Recently I received an email from Google Ads advising that my agency has been placed into a “grace period” to allow us time to not lose our Google Partners status.
Like previous times, upon receiving these communications, I jumped into our Google account to see what criteria we had lost ground on. Every time I've done this in the past it has been a case of a ‘Certificate of Learning’ that has lapsed, requiring a need to be retaken by one of the team. This time however, it was different; it was about performance, not about certification.
For the past 15 years working in search marketing I have worked under the presumption that adhering to the criteria provided by Google allowed us to have a working partnership with them.
The truth is quite far from this. This matters to our clients largely because it is a tool used across all of them.

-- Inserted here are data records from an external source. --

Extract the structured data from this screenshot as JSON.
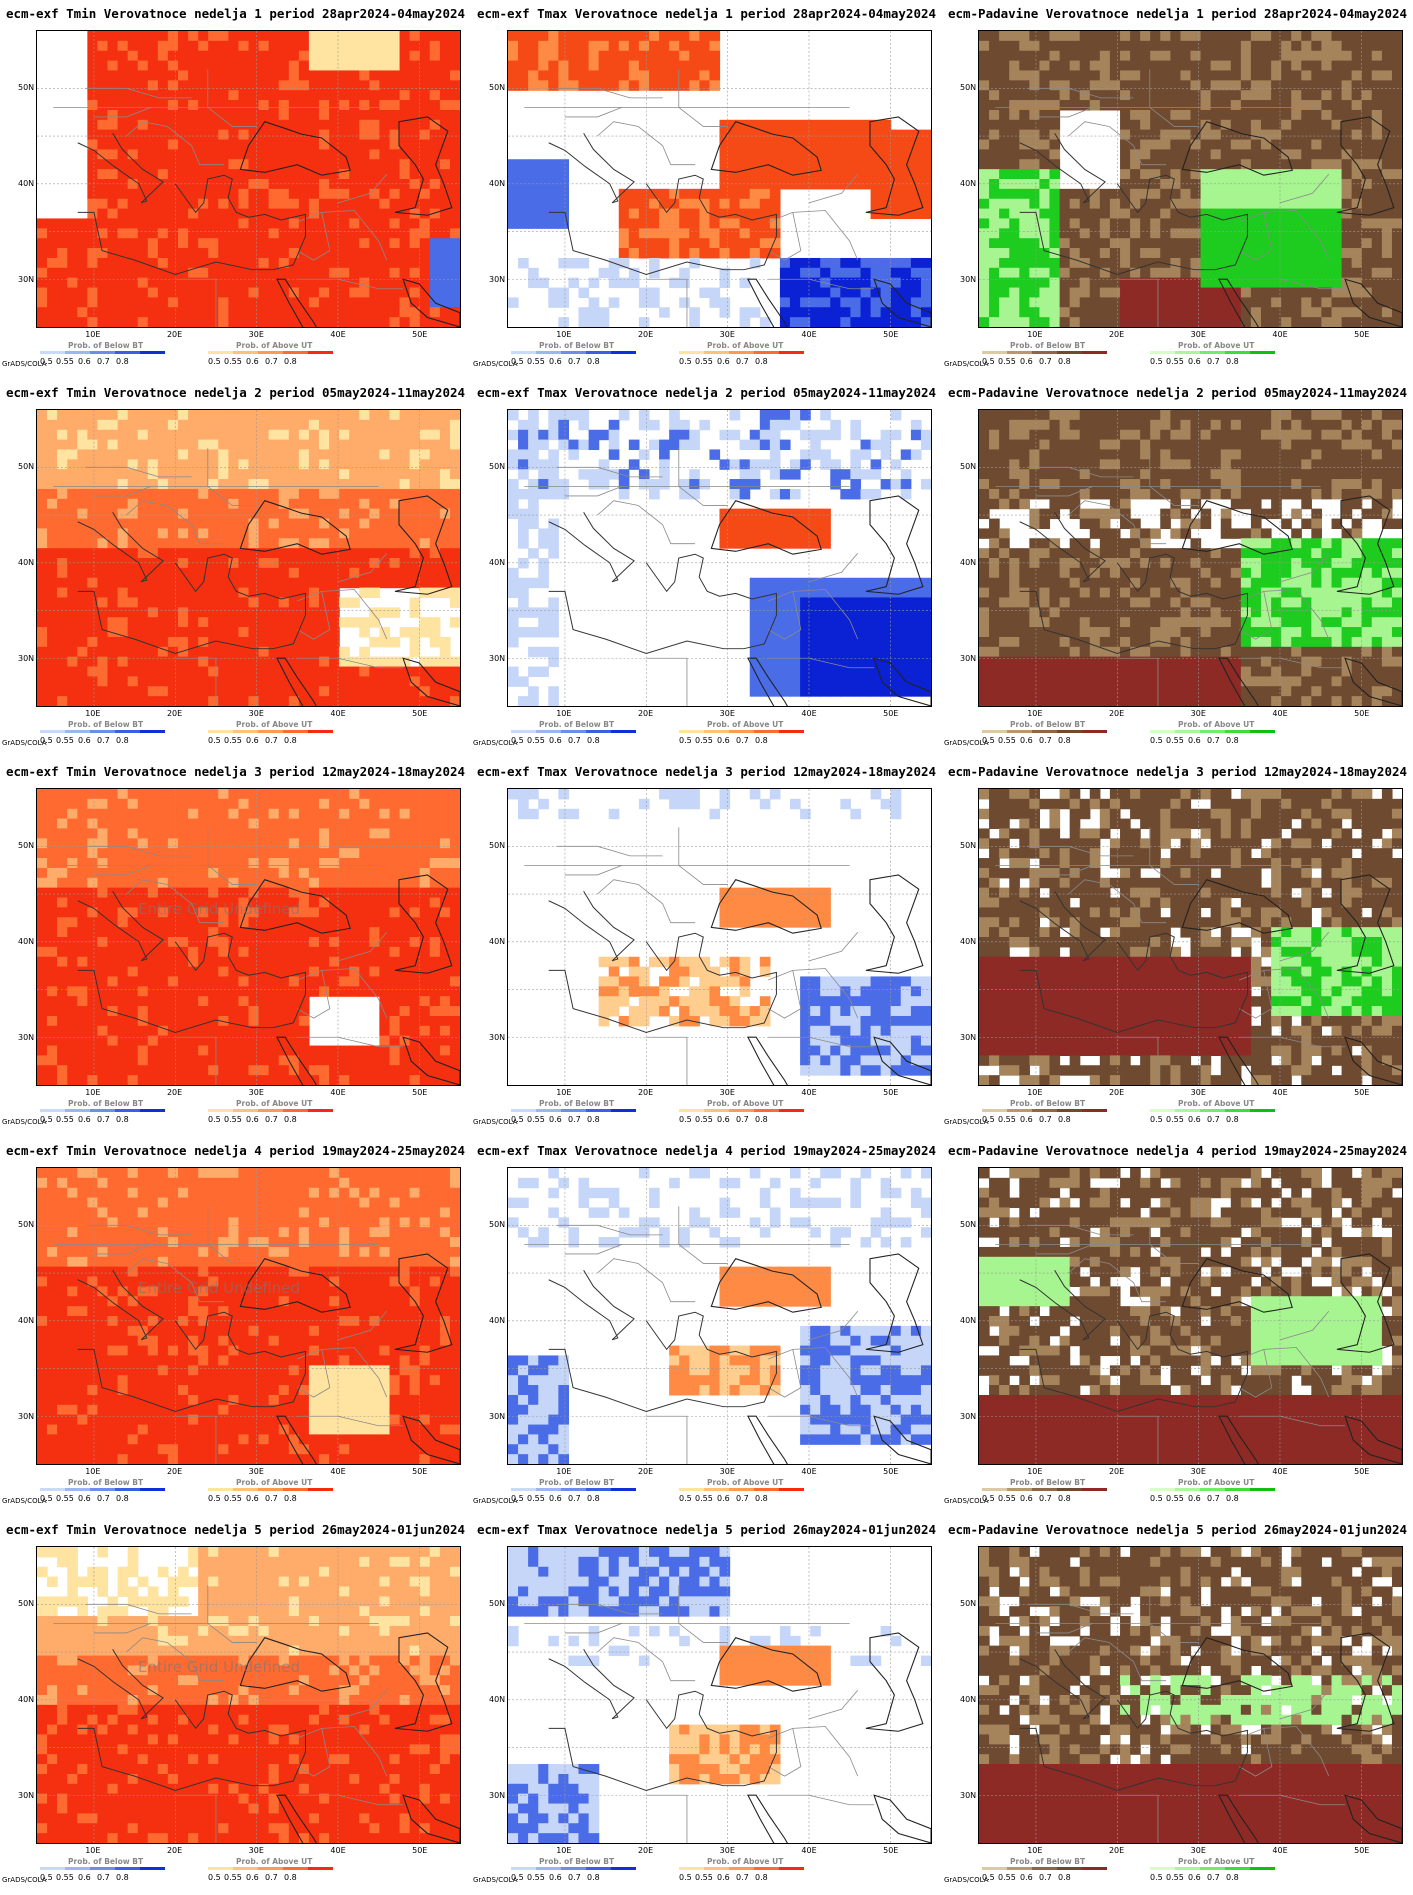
{
  "page": {
    "grads_label": "GrADS/COLA",
    "lat_labels": [
      "50N",
      "40N",
      "30N"
    ],
    "lon_labels": [
      "10E",
      "20E",
      "30E",
      "40E",
      "50E"
    ],
    "undefined_note": "Entire Grid Undefined"
  },
  "legends": {
    "temp_below": {
      "title": "Prob. of Below BT",
      "ticks": [
        "0.5",
        "0.55",
        "0.6",
        "0.7",
        "0.8"
      ],
      "colors": [
        "#c9daf8",
        "#9cb6f2",
        "#6a8eea",
        "#3a5ee4",
        "#0f2fd8"
      ]
    },
    "temp_above": {
      "title": "Prob. of Above UT",
      "ticks": [
        "0.5",
        "0.55",
        "0.6",
        "0.7",
        "0.8"
      ],
      "colors": [
        "#ffe3a0",
        "#ffc278",
        "#ff9a52",
        "#ff6a30",
        "#f52a10"
      ]
    },
    "precip_below": {
      "title": "Prob. of Below BT",
      "ticks": [
        "0.5",
        "0.55",
        "0.6",
        "0.7",
        "0.8"
      ],
      "colors": [
        "#dcc9a6",
        "#b8976b",
        "#8f6744",
        "#6e4a30",
        "#8e2a25"
      ]
    },
    "precip_above": {
      "title": "Prob. of Above UT",
      "ticks": [
        "0.5",
        "0.55",
        "0.6",
        "0.7",
        "0.8"
      ],
      "colors": [
        "#d6ffc6",
        "#a8f79a",
        "#72ec6a",
        "#40dc3a",
        "#10c010"
      ]
    }
  },
  "colors": {
    "tmin_warm": "#f53010",
    "tmin_mid": "#ff6a30",
    "tmin_light": "#ffab6a",
    "tmin_pale": "#ffe3a0",
    "tmax_warm": "#f54a16",
    "tmax_orange": "#ff8a44",
    "tmax_pale": "#ffcd8e",
    "cold_dark": "#0a22d4",
    "cold_mid": "#4a6ce6",
    "cold_light": "#c6d6f8",
    "dry_brown": "#6e4a30",
    "dry_light": "#a5845c",
    "dry_red": "#8e2a25",
    "wet_green": "#1ecc20",
    "wet_light": "#a6f590"
  },
  "panels": [
    {
      "title": "ecm-exf Tmin Verovatnoce nedelja 1 period 28apr2024-04may2024",
      "kind": "tmin",
      "variant": 1
    },
    {
      "title": "ecm-exf Tmax Verovatnoce nedelja 1 period 28apr2024-04may2024",
      "kind": "tmax",
      "variant": 1
    },
    {
      "title": "ecm-Padavine Verovatnoce nedelja 1 period 28apr2024-04may2024",
      "kind": "precip",
      "variant": 1
    },
    {
      "title": "ecm-exf Tmin Verovatnoce nedelja 2 period 05may2024-11may2024",
      "kind": "tmin",
      "variant": 2
    },
    {
      "title": "ecm-exf Tmax Verovatnoce nedelja 2 period 05may2024-11may2024",
      "kind": "tmax",
      "variant": 2
    },
    {
      "title": "ecm-Padavine Verovatnoce nedelja 2 period 05may2024-11may2024",
      "kind": "precip",
      "variant": 2
    },
    {
      "title": "ecm-exf Tmin Verovatnoce nedelja 3 period 12may2024-18may2024",
      "kind": "tmin",
      "variant": 3,
      "undefined": true
    },
    {
      "title": "ecm-exf Tmax Verovatnoce nedelja 3 period 12may2024-18may2024",
      "kind": "tmax",
      "variant": 3
    },
    {
      "title": "ecm-Padavine Verovatnoce nedelja 3 period 12may2024-18may2024",
      "kind": "precip",
      "variant": 3
    },
    {
      "title": "ecm-exf Tmin Verovatnoce nedelja 4 period 19may2024-25may2024",
      "kind": "tmin",
      "variant": 4,
      "undefined": true
    },
    {
      "title": "ecm-exf Tmax Verovatnoce nedelja 4 period 19may2024-25may2024",
      "kind": "tmax",
      "variant": 4
    },
    {
      "title": "ecm-Padavine Verovatnoce nedelja 4 period 19may2024-25may2024",
      "kind": "precip",
      "variant": 4
    },
    {
      "title": "ecm-exf Tmin Verovatnoce nedelja 5 period 26may2024-01jun2024",
      "kind": "tmin",
      "variant": 5,
      "undefined": true
    },
    {
      "title": "ecm-exf Tmax Verovatnoce nedelja 5 period 26may2024-01jun2024",
      "kind": "tmax",
      "variant": 5
    },
    {
      "title": "ecm-Padavine Verovatnoce nedelja 5 period 26may2024-01jun2024",
      "kind": "precip",
      "variant": 5
    }
  ]
}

When dealing with Google we are provided an “Account Strategist” who seems to change every three to six months. The Account Strategists are usually third party contractors who do not offer any more insight than the automated recommendations the Google Ads platform provides. They seem to have a primary agenda to get us to increase our clients’ budget and spend. There has not been one meeting where “increasing our clients budget” was not a lead-in suggestion. I refuse to take their calls anymore.
But hey, they are Google. They dominate search and the advertising platform is still the best form of digital advertising. I don’t think we will ever stop using it.
However, there are flaws with the partnership that can’t be ignored.
So back to that email...
When I looked into the criteria around status that discussed performance, this was the recommendation:
I realised at this stage that the partnership badge did not matter anymore to me, as obviously over the years it has mattered far less to Google. What the above is suggesting is to apply automated recommendations that the Google Ads platform puts forward.
Guess what is the most common recommendation and has a heavy weighting, “Increase budgets”. Sure there are times where this is needed as optimisation of ads has reached its maximum potential, however I can guarantee when I open up the recommendation list for each of our clients accounts, I will always see the “increase budget” as a lead recommendation and it is quite disheartening that it is the main push from Google for every client we look after.
One of the privileges of working as a digital marketer is the opportunity to partner with clients and to help them to grow their business and meet their objectives. Google Ads continues to be a platform that helps me with these results. However the constant push by Google to increase budgets as a recommendation and now to have it as a factor that puts our partnership at risk is not right. I will not forsake what I am trying to achieve for our clients for the sake of a badge. Sure, there are other recommendations that I do use and test, some are helpful, however most follow the line that will generate more revenue for Google.
So, in short, I am not going to change my approach to managing and generating results for our clients campaigns for the sake of the Google Partner’s badge.